Multi-xenobiotic-resistance a possible explanation for the insensitivity of bivalves towards cyanobacterial toxins.

Filterfeeders, such as bivalves, are highly affected during toxic cyanobacterial blooms, as they are non-selective and may use the cyanobacteria as main nutrition source. The freshwater mussel Dreissena polymorpha, living in lakes and rivers coexisting with cyanobacteria, was exposed to 100 microg L(-1) microcystin-LR (MC-LR) for up to three days. MC-LR concentration in mussel tissue and surrounding media was quantified by HPLC-PDA during uptake and depuration phase, revealing an immediate, continuous uptake, and release of non-metabolized toxin, and occurrence of reincorporation.
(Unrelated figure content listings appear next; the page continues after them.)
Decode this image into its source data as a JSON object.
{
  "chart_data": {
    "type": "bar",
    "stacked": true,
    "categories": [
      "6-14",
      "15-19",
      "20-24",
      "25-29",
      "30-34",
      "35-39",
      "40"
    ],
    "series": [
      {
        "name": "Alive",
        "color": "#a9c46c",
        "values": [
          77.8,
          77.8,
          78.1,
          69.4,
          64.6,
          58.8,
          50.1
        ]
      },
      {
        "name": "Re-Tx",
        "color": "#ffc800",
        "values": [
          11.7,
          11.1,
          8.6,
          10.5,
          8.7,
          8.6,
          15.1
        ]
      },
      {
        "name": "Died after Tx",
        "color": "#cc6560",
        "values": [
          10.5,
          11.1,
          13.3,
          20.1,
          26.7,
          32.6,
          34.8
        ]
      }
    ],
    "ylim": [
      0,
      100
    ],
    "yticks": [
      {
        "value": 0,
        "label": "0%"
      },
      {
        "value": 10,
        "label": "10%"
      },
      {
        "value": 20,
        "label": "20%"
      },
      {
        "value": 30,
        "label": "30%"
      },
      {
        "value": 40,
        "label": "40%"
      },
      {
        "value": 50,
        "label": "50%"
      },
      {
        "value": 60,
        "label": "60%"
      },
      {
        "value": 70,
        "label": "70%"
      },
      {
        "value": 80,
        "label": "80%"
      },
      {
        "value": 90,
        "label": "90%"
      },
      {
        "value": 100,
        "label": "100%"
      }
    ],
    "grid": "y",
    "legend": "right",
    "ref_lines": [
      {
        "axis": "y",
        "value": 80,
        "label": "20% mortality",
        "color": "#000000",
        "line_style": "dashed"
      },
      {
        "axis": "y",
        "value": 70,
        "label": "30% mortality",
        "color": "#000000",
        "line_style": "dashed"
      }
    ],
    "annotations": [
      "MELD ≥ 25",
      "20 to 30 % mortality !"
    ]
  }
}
The involvement of multi-xenobiotic-resistance protein (P-glycoprotein, P-gp) on the excretion of MC-LR was evidenced by efflux and accumulation version of the Rhodamine Assay as well as on P-gp gene expression. P-gp expression was enhanced after 1 h exposure but no changes were detected after longer (72 h) exposure. P-gp enzyme activity showed a significant increase with exposure time, supporting the hypothesis that P-gp is involved in the excretion of MC-LR. Induction of biotransformation enzyme such as pi-class glutathione S-transferase (piGST) and antioxidant enzyme catalase (CAT) was immediately inhibited and returned to control values only after more than 72 h expose time. Heat shock protein 70 (hsp70) and protein phosphatase 2A (PP2A) gene expression was not changed due to the treatment with cyanobacterial toxin MC-LR.